Hacker News new | ask | show | jobs
by stickfigure 39 days ago
That's usually solved with traditional database transactions.

Even if you have a complex long-running multistep orchestration problem, you can break it down into simpler transactions. Eg you could start with a "lock the resources" txn.

But 99% of these conversations around idempotence are simple POST operations like "create order" that regular old database concurrency management handles just fine.

2 comments

> That's usually solved with traditional database transactions.

That doesn't answer my question. What response do you return to the client in the case I described?

This is just normal concurrent programming? If two requests come in for the same idempotency key/customer reference id, only one will succeed. Use standard database transaction isolation.

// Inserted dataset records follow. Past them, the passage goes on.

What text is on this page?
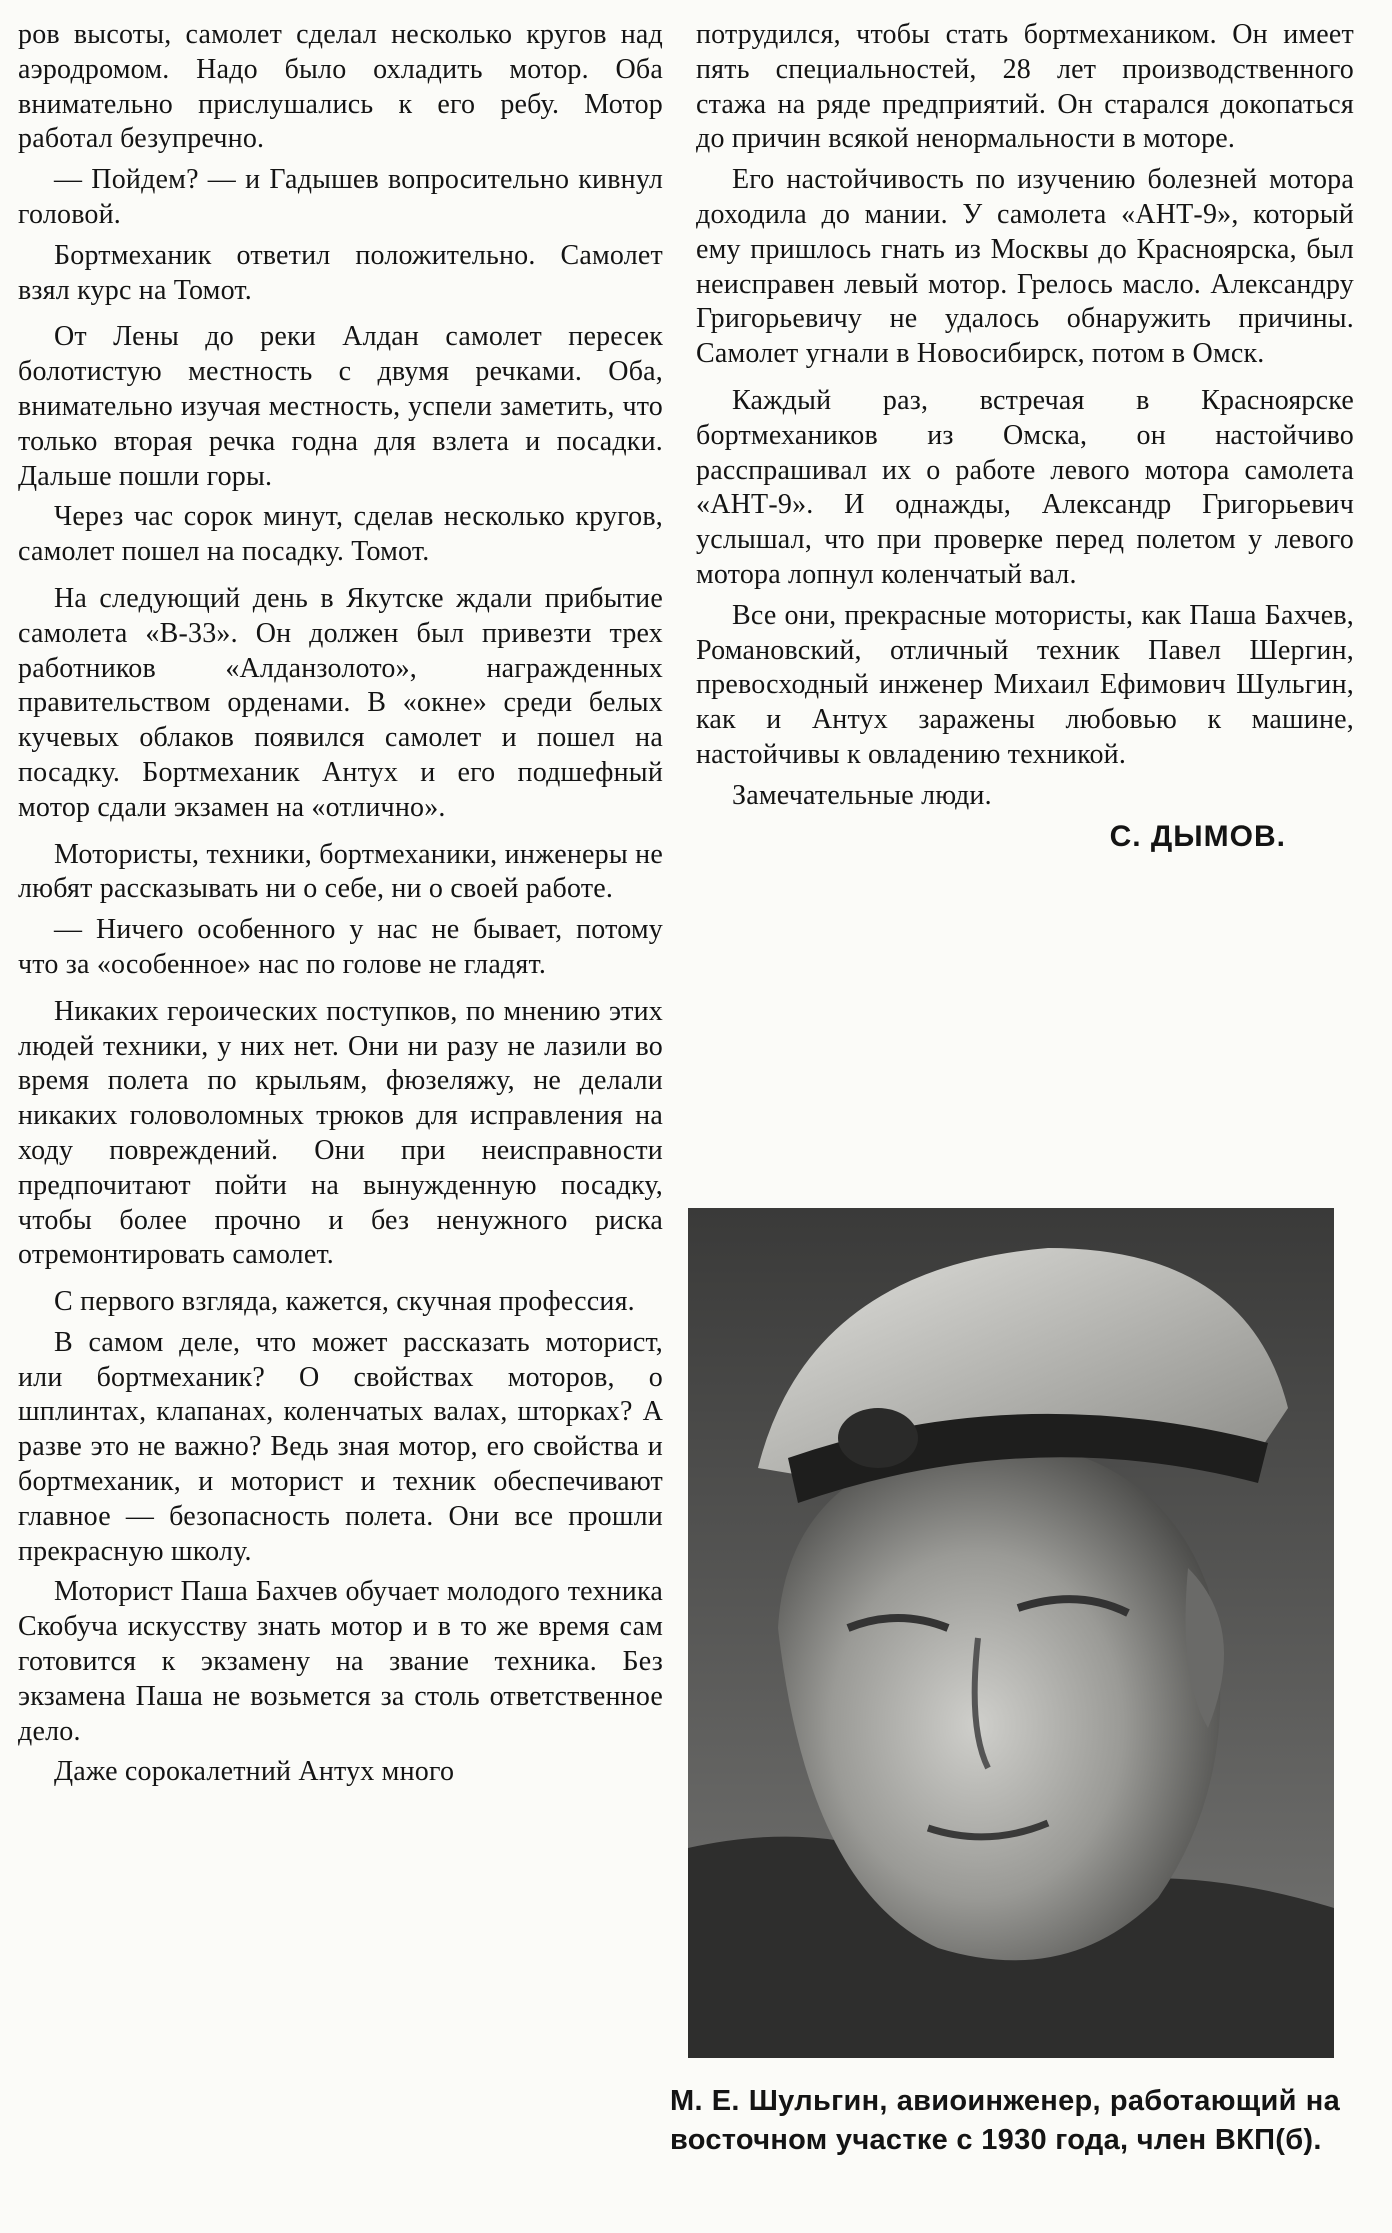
ров высоты, самолет сделал несколько кругов над аэродромом. Надо было охладить мотор. Оба внимательно прислушались к его ребу. Мотор работал безупречно.

— Пойдем? — и Гадышев вопросительно кивнул головой.

Бортмеханик ответил положительно. Самолет взял курс на Томот.

От Лены до реки Алдан самолет пересек болотистую местность с двумя речками. Оба, внимательно изучая местность, успели заметить, что только вторая речка годна для взлета и посадки. Дальше пошли горы.

Через час сорок минут, сделав несколько кругов, самолет пошел на посадку. Томот.

На следующий день в Якутске ждали прибытие самолета «В-33». Он должен был привезти трех работников «Алданзолото», награжденных правительством орденами. В «окне» среди белых кучевых облаков появился самолет и пошел на посадку. Бортмеханик Антух и его подшефный мотор сдали экзамен на «отлично».

Мотористы, техники, бортмеханики, инженеры не любят рассказывать ни о себе, ни о своей работе.

— Ничего особенного у нас не бывает, потому что за «особенное» нас по голове не гладят.

Никаких героических поступков, по мнению этих людей техники, у них нет. Они ни разу не лазили во время полета по крыльям, фюзеляжу, не делали никаких головоломных трюков для исправления на ходу повреждений. Они при неисправности предпочитают пойти на вынужденную посадку, чтобы более прочно и без ненужного риска отремонтировать самолет.

С первого взгляда, кажется, скучная профессия.

В самом деле, что может рассказать моторист, или бортмеханик? О свойствах моторов, о шплинтах, клапанах, коленчатых валах, шторках? А разве это не важно? Ведь зная мотор, его свойства и бортмеханик, и моторист и техник обеспечивают главное — безопасность полета. Они все прошли прекрасную школу.

Моторист Паша Бахчев обучает молодого техника Скобуча искусству знать мотор и в то же время сам готовится к экзамену на звание техника. Без экзамена Паша не возьмется за столь ответственное дело.

Даже сорокалетний Антух много

потрудился, чтобы стать бортмехаником. Он имеет пять специальностей, 28 лет производственного стажа на ряде предприятий. Он старался докопаться до причин всякой ненормальности в моторе.

Его настойчивость по изучению болезней мотора доходила до мании. У самолета «АНТ-9», который ему пришлось гнать из Москвы до Красноярска, был неисправен левый мотор. Грелось масло. Александру Григорьевичу не удалось обнаружить причины. Самолет угнали в Новосибирск, потом в Омск.

Каждый раз, встречая в Красноярске бортмехаников из Омска, он настойчиво расспрашивал их о работе левого мотора самолета «АНТ-9». И однажды, Александр Григорьевич услышал, что при проверке перед полетом у левого мотора лопнул коленчатый вал.

Все они, прекрасные мотористы, как Паша Бахчев, Романовский, отличный техник Павел Шергин, превосходный инженер Михаил Ефимович Шульгин, как и Антух заражены любовью к машине, настойчивы к овладению техникой.

Замечательные люди.

С. ДЫМОВ.
М. Е. Шульгин, авиоинженер, работающий на восточном участке с 1930 года, член ВКП(б).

So one will complete with 200, one will complete with 409. It doesn't matter which.

That said, there's something odd about the way you phrased this question. If the original request hasn't gotten a response yet, why is it sending a retry? What you're asking is more general: What happens when two conflicting requests come in? This is something we've been solving with RDBMSes since the 1970s.

> That said, there's something odd about the way you phrased this question. If the original request hasn't gotten a response yet, why is it sending a retry?

Because it hasn't gotten a response yet. That's got to be far and away the most common reason any request gets retried in any context.

So you have to serialize the requests, and have one of them wait for the other to finish to return the 409?

> why is it sending a retry?

may be two clients tries to do it? Or there's a bug with the client in how they do it?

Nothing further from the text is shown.